June 24, 2017
June 24, 2017
June 28, 2017
Two Year College Division
Smart, Connected, and Autonomous Automobiles – the impact on two-year college technical education
Although most of the population cannot afford a new automobile every new model year, the auto makers use mass media to advertise their new vehicles each year and to introduce the public to the new features of their products. It should be obvious to even the casual observer that today’s automobiles have never been as intelligent or technologically sophisticated as they presently are. In fact, automobiles are in the process of morphing into super-computers/robots on wheels. It is widely predicted that in a few short years autonomous cars will be in mass production and as they become an appreciable fraction of the automotive fleet automotive transportation will forever change for the better. The most important change will involve vehicle safety but many have predicted a whole host of other sociological changes to human behavior involving automotive transportation. Today, the automobile manufacturers advertise advanced driver assistance systems (ADAS) like self-braking or collision avoidance systems. Enabled by embedded controllers and complex sensors and actuators ADAS systems are becoming standard equipment on an automakers fleet, not just the high-end models. In the near future, using these technologies, more sophisticated sensors, and wireless networking technologies the automobile will become a true cyber-physical system aware of its surroundings and capable of autonomous operation.

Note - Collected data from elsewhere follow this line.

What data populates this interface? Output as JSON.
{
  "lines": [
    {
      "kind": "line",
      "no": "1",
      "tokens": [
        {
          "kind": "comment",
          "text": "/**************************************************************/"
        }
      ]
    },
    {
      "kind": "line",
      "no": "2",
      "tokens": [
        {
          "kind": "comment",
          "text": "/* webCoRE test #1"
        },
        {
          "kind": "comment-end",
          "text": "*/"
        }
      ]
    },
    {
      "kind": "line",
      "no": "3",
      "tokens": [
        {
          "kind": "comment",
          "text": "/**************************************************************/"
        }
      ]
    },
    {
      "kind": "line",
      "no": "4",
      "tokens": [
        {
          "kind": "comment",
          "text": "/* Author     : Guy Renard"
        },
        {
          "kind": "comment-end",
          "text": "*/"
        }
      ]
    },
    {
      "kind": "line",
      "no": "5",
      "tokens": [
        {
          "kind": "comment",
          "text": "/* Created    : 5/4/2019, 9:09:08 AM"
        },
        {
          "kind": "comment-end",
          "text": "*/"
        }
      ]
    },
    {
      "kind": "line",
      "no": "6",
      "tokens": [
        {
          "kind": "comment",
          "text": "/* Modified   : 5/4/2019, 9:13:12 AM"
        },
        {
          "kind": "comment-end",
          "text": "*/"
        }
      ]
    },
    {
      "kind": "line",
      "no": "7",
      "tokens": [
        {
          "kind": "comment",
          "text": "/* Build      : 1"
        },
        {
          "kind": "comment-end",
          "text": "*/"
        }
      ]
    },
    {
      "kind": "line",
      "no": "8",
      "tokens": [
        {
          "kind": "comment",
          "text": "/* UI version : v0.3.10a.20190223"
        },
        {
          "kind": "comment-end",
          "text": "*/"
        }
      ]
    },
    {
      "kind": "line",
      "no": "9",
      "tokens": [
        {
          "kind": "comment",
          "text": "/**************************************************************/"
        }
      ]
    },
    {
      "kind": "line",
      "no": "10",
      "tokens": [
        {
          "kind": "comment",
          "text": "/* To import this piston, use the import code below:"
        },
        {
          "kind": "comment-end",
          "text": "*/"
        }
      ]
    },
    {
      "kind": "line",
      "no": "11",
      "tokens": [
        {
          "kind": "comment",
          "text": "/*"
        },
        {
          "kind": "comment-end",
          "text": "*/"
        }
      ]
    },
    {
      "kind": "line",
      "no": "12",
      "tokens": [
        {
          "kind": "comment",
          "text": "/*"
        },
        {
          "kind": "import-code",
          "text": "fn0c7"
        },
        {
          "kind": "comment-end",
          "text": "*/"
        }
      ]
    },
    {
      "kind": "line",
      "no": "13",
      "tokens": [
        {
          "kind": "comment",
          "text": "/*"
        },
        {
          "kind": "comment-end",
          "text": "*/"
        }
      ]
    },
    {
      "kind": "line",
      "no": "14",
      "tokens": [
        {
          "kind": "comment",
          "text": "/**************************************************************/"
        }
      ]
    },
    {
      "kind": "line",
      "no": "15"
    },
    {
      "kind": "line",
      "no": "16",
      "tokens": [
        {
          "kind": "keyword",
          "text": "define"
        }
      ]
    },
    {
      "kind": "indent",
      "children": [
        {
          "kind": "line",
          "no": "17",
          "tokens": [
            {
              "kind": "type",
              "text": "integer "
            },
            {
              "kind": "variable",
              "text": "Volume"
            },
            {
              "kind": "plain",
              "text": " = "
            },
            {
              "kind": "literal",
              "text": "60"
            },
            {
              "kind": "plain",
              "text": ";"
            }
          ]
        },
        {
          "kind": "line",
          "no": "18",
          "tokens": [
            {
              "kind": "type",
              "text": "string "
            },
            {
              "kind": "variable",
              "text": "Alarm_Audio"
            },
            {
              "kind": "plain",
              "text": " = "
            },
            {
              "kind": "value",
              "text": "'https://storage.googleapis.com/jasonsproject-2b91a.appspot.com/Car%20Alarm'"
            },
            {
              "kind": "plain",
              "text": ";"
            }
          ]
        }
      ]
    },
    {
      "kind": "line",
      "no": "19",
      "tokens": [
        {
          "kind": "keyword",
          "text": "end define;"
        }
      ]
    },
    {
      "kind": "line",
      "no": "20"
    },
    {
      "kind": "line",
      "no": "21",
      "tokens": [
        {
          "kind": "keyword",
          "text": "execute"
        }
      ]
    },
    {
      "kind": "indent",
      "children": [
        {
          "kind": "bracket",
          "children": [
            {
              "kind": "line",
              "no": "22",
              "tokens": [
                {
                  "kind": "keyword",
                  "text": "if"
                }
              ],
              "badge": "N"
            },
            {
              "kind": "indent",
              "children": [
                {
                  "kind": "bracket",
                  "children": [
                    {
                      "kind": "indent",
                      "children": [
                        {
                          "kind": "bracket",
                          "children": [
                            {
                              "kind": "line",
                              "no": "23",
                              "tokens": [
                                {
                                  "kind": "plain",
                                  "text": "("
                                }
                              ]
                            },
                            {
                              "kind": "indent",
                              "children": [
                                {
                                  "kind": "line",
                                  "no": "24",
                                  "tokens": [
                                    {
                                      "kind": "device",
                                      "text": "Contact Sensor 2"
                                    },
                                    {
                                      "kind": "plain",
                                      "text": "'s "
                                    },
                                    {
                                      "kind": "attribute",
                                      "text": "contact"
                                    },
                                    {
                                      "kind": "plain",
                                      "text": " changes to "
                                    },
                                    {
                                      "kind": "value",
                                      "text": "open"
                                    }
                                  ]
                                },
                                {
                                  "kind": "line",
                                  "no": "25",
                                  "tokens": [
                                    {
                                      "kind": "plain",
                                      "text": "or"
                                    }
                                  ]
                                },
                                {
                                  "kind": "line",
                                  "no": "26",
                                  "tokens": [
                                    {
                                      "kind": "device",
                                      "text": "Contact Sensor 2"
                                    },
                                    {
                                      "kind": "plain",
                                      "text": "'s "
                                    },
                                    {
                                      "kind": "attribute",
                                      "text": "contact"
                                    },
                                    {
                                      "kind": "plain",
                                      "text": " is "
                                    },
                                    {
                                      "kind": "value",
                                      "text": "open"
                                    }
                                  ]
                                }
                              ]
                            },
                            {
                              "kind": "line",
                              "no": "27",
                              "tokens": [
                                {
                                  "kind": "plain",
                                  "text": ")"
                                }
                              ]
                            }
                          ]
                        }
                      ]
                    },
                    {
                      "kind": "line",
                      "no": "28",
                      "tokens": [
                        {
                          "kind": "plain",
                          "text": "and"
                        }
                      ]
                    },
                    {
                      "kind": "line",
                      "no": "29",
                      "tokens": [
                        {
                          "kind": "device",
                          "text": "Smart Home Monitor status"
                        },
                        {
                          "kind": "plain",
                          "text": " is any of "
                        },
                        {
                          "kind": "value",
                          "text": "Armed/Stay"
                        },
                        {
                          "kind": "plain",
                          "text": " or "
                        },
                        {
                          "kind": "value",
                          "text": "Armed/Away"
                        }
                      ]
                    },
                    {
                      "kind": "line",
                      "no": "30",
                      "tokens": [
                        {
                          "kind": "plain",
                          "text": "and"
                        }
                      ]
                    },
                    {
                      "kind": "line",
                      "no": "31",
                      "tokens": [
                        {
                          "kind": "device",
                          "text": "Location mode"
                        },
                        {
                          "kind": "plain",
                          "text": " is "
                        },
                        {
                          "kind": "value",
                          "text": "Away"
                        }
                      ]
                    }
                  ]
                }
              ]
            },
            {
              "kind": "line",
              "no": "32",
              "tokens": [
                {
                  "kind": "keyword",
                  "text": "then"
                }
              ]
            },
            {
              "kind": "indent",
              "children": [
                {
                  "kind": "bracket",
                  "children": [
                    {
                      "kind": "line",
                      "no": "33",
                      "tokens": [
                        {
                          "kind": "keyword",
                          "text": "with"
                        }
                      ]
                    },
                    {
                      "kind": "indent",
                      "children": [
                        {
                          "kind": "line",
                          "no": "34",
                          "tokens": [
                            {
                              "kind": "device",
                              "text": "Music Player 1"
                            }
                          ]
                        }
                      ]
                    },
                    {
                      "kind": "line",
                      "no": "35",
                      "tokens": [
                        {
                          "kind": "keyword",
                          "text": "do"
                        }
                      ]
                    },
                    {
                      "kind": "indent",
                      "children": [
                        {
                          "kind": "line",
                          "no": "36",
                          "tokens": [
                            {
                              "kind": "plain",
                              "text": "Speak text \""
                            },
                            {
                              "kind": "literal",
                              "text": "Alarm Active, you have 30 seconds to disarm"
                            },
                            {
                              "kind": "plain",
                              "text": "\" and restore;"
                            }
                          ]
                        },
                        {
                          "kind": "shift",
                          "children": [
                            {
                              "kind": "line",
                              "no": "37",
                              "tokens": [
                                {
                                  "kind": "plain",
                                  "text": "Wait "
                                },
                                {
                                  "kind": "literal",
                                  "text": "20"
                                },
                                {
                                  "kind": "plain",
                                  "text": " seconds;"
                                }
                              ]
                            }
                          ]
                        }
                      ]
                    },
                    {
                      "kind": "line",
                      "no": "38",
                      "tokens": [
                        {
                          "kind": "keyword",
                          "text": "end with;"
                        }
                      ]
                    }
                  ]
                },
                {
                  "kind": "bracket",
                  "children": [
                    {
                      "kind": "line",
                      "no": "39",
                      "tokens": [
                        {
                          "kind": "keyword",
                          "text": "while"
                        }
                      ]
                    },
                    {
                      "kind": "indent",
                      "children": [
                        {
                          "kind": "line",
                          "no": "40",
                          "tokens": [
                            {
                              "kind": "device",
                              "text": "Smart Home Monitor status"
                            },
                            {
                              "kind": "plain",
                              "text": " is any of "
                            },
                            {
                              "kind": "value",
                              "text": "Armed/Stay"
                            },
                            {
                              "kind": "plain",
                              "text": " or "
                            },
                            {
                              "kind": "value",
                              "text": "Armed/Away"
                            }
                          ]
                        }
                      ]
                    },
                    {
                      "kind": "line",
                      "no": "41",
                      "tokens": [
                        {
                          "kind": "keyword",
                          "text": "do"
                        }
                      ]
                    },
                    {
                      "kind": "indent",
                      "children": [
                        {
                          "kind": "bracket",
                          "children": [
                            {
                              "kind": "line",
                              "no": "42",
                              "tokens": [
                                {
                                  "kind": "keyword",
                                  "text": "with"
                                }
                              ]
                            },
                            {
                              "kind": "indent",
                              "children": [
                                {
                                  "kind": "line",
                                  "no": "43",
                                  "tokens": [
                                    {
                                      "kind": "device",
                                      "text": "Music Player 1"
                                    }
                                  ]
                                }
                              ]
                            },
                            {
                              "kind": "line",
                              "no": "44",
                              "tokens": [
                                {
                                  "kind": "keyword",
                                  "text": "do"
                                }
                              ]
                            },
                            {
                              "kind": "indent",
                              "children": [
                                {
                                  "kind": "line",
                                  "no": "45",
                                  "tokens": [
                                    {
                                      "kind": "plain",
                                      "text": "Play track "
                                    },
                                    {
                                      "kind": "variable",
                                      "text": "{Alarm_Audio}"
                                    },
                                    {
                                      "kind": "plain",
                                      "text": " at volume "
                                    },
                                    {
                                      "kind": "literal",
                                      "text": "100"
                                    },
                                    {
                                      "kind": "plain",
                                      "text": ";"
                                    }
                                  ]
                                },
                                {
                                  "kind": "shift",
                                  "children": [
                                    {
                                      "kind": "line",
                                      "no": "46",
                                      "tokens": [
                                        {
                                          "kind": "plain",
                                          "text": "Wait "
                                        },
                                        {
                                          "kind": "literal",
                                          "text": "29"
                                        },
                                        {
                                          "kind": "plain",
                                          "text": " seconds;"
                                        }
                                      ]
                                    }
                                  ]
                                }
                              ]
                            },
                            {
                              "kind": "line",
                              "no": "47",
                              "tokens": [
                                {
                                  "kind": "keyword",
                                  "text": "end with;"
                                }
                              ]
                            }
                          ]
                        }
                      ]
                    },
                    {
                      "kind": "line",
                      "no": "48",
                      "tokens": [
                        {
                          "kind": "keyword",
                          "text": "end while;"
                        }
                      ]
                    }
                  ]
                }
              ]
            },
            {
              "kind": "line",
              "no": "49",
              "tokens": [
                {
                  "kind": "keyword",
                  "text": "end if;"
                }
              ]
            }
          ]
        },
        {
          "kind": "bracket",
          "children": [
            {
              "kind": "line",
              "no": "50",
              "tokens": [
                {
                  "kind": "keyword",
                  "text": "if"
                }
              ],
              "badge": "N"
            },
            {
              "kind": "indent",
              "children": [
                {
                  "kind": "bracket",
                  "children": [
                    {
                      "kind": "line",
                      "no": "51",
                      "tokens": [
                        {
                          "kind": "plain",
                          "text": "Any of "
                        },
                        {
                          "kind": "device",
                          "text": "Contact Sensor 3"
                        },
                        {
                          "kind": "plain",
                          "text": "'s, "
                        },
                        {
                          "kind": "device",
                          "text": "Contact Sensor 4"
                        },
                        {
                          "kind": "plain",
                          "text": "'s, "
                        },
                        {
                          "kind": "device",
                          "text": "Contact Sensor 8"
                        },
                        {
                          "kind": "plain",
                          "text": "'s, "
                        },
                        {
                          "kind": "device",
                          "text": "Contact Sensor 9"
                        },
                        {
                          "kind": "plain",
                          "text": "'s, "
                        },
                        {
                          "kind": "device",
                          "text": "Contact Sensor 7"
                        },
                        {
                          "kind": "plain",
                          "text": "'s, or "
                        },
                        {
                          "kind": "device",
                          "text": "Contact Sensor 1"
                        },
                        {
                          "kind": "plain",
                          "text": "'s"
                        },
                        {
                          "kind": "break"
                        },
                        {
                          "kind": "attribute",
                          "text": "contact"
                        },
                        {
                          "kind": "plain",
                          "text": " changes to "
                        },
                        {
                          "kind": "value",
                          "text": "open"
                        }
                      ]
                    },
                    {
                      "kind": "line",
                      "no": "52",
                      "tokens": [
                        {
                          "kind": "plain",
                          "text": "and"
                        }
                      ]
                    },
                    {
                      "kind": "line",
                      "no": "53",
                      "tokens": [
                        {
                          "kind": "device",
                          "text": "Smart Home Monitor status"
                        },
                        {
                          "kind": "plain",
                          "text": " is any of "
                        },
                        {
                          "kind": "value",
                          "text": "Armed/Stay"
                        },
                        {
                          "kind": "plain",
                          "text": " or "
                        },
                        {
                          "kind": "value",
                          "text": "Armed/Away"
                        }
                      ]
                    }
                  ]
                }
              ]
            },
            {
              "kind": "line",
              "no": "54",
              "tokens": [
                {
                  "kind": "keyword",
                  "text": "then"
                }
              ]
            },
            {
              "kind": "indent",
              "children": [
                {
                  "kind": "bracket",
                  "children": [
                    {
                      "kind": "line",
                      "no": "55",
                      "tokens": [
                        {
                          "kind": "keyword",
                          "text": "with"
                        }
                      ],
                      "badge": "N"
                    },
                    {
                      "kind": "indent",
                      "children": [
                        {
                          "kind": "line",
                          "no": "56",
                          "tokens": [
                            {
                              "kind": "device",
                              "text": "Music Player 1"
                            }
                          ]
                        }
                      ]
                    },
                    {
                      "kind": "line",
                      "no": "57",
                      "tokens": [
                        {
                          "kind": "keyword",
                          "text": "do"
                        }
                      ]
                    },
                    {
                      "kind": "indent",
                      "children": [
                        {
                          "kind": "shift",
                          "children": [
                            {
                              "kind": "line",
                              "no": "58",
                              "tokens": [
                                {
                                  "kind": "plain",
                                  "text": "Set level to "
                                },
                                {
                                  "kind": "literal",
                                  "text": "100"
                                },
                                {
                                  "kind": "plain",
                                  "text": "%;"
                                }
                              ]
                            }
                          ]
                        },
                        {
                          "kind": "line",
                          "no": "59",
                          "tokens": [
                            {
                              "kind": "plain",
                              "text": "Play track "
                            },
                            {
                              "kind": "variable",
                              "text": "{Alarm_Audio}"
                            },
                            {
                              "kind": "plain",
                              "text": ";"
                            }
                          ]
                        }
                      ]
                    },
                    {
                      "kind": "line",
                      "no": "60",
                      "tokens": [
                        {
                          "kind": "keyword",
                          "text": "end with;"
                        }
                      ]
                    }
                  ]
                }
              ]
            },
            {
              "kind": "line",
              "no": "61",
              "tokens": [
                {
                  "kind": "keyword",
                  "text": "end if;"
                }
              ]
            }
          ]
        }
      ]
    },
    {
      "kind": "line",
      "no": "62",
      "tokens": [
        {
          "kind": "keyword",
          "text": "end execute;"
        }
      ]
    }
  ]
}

Presently, formal education of these advanced technology enablers is woefully lacking at vocational (K-12), post-secondary technical schools, and two-year colleges that teach automotive technology. Furthermore, most colleges that offer electrical/electronic engineering technology (EET) education at the two-year college level, as of yet, do not have educational courses or programs to teach this new technology if they were called upon to fill the need. The enabling technologies for these ADAS systems are interdisciplinary in nature. Computer networking for automobiles, embedded controllers, wireless communications, radar and LIDAR are not common topics found in typical EET programs, let alone an automotive technology program. Autonomous automobiles will need an additional support infrastructure that will allow vehicle-to-vehicle (V2V) communications, as well as, vehicle-to-infrastructure (V2I) or vehicle-to-roadside (V2R) wireless networking. There will need to be an effort made to produce technicians with the skill sets needed to install, evaluate, maintain, and up-grade these advanced automotive systems and support infrastructure as they are presently being manufactured and envisioned for the future.